PRESTEIGNE and Knighton provide locations for documentary recreations in a TV programme about the unsolved 'Jack the Stripper' serial murders in London in the 1960s, being shown on BBC 2 Wales at 9pm this Saturday, January 12.

'Dark Son: The Hunt for a Serial Killer' looks at the story of one of the suspects of the murders, Harold Jones who at the age of 15 devastated the South Wales mining town of Abertillery in 1921 by murdering two schoolgirls.

He escaped execution because of his own young age and was given a life sentence but he was released after 20 years in 1941 and was later living in London where six prostitutes were found murdered in or near the Thames at Hammersmith during 1964 and 65.

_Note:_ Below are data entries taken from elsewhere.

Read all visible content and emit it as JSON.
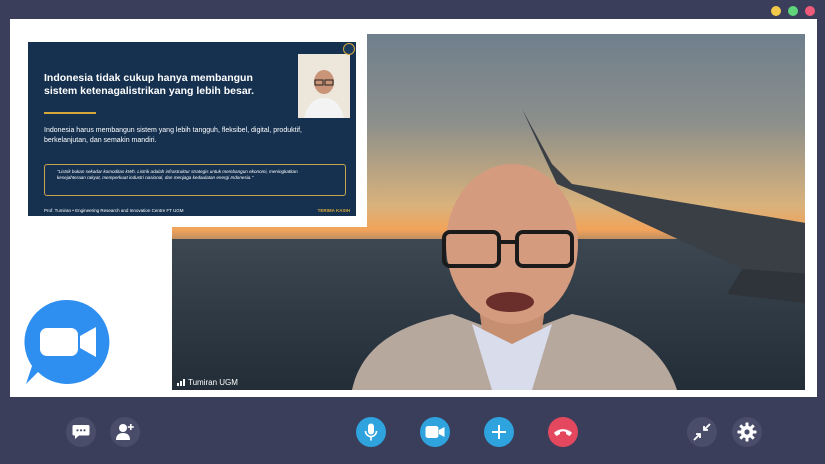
{
  "window": {
    "controls": [
      "minimize",
      "maximize",
      "close"
    ]
  },
  "slide": {
    "title": "Indonesia tidak cukup hanya membangun sistem ketenagalistrikan yang lebih besar.",
    "body": "Indonesia harus membangun sistem yang lebih tangguh, fleksibel, digital, produktif, berkelanjutan, dan semakin mandiri.",
    "quote": "\"Listrik bukan sekadar komoditas kWh. Listrik adalah infrastruktur strategis untuk membangun ekonomi, meningkatkan kesejahteraan rakyat, memperkuat industri nasional, dan menjaga kedaulatan energi Indonesia.\"",
    "footer": "Prof. Tumiran  •  Engineering Research and Innovation Centre FT UGM",
    "thanks": "TERIMA KASIH"
  },
  "video": {
    "participant_name": "Tumiran UGM"
  },
  "toolbar": {
    "chat_icon": "chat-icon",
    "add_participant_icon": "add-user-icon",
    "mic_icon": "microphone-icon",
    "camera_icon": "video-camera-icon",
    "plus_icon": "plus-icon",
    "end_call_icon": "end-call-icon",
    "minimize_icon": "collapse-arrows-icon",
    "settings_icon": "gear-icon"
  },
  "colors": {
    "background": "#3b3e5b",
    "accent_blue": "#2fa3de",
    "end_call_red": "#e4485e",
    "slide_navy": "#163150",
    "slide_gold": "#d5a73a"
  }
}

The women has been subjected to extreme violence and two earlier murders in 1959 and 1963 have also been linked.

Because the bodies had all been found undressed the killer was nicknamed 'Jack the Stripper' in imitation of the Jack the Ripper murders in Victorian London which have also never been solved.

Eagle-eyed viewers will recognise streets in Knighton masquerading for West London and the Judge’s Lodging Victorian court museum at Presteigne as the setting for a reconstructed trial.

But could Harold Jones, the Welsh boy killer, really have matured in later life into a serial killer responsible for more victims than Jack the Ripper?

Criminologist Prof David Wilson and his investigative team tests the theory by using contemporary policing techniques such as geographical and offender profiling to see if the crimes of Jones the boy can be measured against those of 'Jack the Stripper'.

For the outset it becomes apparent there are many chilling similarities and eerie parallels, but will it be enough?